All Roosevelts, All the Time

For years I’ve been walking past a tastefully recessed brownstone on East 20th Street, discovering just recently that it is the Theodore Roosevelt Birthplace. TR was the only American president born in New York and “the birthplace” is one of the city’s most overlooked museums.

The house was one of two identical brownstones built by paterfamilias, Cornelius Van Schaack Roosevelt. CVS, as he was known to family and friends, gave them as wedding gifts to sons, Robert and Theodore Roosevelt, Sr., AKA “Thee” and father of the future president.

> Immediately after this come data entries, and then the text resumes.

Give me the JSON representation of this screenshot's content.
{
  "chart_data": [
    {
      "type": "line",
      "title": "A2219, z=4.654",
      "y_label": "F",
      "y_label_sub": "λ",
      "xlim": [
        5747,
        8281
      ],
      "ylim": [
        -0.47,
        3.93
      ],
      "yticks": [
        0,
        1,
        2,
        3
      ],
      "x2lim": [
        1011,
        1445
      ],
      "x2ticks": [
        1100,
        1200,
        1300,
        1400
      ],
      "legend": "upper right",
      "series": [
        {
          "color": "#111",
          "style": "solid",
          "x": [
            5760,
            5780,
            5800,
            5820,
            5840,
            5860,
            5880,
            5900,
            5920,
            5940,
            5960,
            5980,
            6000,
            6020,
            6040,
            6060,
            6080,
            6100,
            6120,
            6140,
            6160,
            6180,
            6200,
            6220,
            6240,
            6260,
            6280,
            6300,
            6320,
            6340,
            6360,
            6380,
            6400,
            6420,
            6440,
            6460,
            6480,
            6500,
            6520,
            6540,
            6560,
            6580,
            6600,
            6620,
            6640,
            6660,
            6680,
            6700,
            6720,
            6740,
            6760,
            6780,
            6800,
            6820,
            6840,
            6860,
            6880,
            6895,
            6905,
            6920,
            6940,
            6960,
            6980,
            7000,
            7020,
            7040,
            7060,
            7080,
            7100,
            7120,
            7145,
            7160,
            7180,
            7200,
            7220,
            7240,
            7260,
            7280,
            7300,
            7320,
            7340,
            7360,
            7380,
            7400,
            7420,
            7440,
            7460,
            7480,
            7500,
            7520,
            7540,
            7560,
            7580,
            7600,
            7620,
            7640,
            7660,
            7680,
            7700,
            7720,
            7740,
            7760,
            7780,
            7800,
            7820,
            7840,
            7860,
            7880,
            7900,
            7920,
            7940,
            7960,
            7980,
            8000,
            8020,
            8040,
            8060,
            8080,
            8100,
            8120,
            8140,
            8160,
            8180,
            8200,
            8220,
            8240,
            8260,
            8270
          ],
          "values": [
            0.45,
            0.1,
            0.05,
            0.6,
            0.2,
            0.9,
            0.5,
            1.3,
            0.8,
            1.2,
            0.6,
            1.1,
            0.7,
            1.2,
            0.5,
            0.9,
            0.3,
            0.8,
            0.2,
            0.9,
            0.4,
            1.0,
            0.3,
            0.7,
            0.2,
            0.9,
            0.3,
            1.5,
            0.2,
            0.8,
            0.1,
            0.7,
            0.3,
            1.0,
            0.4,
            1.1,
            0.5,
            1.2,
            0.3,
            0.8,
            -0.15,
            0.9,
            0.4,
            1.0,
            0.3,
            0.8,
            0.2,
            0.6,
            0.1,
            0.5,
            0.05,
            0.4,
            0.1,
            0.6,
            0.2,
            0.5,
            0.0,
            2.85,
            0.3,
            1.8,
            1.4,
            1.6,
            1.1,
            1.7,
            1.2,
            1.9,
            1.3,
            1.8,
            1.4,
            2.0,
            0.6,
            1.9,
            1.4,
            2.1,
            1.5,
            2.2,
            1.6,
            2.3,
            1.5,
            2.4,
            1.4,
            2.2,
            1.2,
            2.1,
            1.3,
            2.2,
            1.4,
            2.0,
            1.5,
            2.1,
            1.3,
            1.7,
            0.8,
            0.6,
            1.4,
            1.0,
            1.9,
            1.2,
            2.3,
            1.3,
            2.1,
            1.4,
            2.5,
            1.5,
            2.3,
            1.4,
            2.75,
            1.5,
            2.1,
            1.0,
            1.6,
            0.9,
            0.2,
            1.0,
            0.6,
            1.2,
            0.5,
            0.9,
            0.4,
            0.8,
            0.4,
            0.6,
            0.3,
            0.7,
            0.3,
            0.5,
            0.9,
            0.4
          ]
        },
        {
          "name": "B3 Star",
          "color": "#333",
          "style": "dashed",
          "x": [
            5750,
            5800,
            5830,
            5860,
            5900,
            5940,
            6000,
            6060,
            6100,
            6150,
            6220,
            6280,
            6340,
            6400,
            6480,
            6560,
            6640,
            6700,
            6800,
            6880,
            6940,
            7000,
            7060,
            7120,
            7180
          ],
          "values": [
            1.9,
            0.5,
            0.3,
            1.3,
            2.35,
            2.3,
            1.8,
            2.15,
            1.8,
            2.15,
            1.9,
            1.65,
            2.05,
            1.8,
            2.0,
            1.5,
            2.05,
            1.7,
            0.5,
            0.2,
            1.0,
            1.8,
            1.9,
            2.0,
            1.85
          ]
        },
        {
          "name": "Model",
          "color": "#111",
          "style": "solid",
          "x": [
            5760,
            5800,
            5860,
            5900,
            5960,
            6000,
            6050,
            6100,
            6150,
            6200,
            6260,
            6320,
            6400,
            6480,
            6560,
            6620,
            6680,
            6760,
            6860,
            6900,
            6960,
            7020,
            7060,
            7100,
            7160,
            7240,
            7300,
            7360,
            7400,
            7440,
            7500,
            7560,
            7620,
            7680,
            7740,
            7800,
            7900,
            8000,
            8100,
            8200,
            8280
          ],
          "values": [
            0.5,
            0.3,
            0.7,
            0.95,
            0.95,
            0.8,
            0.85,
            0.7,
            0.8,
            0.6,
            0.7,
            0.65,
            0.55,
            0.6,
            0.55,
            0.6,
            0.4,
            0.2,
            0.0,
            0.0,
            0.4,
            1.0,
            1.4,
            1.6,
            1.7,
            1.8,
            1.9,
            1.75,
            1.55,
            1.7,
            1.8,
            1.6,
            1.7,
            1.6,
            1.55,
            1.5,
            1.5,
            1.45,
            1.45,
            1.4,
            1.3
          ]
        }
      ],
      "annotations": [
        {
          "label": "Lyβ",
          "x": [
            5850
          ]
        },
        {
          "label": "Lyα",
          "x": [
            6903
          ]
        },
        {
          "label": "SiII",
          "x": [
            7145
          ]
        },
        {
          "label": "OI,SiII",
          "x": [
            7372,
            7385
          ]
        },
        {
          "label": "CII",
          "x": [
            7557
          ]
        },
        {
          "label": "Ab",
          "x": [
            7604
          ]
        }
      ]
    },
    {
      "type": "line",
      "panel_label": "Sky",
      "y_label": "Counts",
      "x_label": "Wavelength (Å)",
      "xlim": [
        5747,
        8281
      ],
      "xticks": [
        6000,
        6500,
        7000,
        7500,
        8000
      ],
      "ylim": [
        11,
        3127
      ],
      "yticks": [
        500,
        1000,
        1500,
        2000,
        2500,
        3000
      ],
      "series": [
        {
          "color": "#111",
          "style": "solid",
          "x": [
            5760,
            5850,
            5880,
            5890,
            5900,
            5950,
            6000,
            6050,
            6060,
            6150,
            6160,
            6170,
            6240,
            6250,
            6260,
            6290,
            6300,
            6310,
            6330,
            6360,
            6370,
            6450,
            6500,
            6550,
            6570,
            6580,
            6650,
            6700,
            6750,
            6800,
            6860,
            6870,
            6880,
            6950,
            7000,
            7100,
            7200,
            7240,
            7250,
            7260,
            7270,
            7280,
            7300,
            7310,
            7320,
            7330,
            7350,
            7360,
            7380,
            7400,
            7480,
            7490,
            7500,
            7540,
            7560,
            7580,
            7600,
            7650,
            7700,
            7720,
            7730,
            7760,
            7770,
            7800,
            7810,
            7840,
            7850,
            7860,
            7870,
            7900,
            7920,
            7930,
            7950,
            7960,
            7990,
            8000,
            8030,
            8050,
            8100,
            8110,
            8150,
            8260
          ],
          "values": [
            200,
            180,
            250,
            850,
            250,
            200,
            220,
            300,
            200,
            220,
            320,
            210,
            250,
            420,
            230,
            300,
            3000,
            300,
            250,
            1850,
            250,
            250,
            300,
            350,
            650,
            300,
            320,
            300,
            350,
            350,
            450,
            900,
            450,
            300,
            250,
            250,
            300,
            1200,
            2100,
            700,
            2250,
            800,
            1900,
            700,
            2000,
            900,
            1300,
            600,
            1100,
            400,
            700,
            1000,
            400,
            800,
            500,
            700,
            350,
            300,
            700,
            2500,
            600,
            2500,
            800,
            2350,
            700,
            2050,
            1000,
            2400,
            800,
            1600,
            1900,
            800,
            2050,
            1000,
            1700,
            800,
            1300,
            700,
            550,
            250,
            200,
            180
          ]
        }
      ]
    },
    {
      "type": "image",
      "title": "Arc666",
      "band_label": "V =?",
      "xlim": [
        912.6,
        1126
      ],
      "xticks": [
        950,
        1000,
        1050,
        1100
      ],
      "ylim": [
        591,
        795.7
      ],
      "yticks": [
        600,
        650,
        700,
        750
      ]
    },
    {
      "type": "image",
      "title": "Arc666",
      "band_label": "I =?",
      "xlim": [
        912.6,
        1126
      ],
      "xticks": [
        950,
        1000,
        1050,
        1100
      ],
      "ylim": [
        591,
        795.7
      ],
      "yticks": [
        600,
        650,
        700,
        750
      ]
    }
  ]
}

Thee’s original, at 28 East, was demolished in 1916, a casualty of commercial development. But after TR’s death in 1919, his wife, the former First Lady Edith Roosevelt, and other female relations raised funds to have it rebuilt and restored, using its twin as a model. The latter now houses a museum, which displays, among other memorabilia, the shirt that Roosevelt wore during an assassination attempt on the campaign trail. Bullet hole visible. Also, the uniform he wore during the Cuban campaign. It was tailored to his specifications by Brooks Brothers.

Theodore and his three siblings were all born in same front bedroom on the second floor, shown below.

Nestled behind it is a nursery where the current baby-in-residence was deposited; then sent packing upstairs when the next infant arrived. The back end of this room was reconfigured to provide for an outdoor space for the children to play. This “piazza” had no doors leading onto it so the Roosevelt brood had to reach it by climbing through the windows.

The “great rooms” – the family room/library, dining room and formal parlor — are high-ceilinged but, by Millennial standards, a tad too narrow for comfort. Where did anyone living here find privacy? They didn’t. Not enough of it, at least, to accommodate the volatile personalities within. Possibly why TR found the inexhaustible expanses of the West so inviting.

The Birthplace was modeled after the rowhouses of Amsterdam where the steep stoop was meant to surmount flooding canals. These could come back into style as ocean levels rise.

The walk-through, curated by a very knowledgeable ranger of the National Park Service, takes about an hour and is free. It’s also a solid backgrounder to documentarian Ken Burns’s upcoming PBS series, The Roosevelts: An Intimate History that will air in two-hour segments over seven successive nights this coming September. It runs a total of fourteen hours and follows the Roosevelt clan from its arrival in New Amsterdam in the Sixteen Hundreds through Franklin and Eleanor.

Alfred A. Knopf has published a companion book co-authored by Burns and Roosevelt historian, Geoffrey C. Ward. The latter is one of this blog’s favorite author/editors. Closest Companion: The Unknown Story of the Intimate Friendship between Franklin Roosevelt and Margaret Suckley is cited in two posts below: “Driving With Daisy”, January 17, 2013, and “Bo! Bo! Bo!”, December 7, 2012.

NOTE: Approximately 60% of the furnishings are deemed to be original. The remainder are contemporaneous period pieces.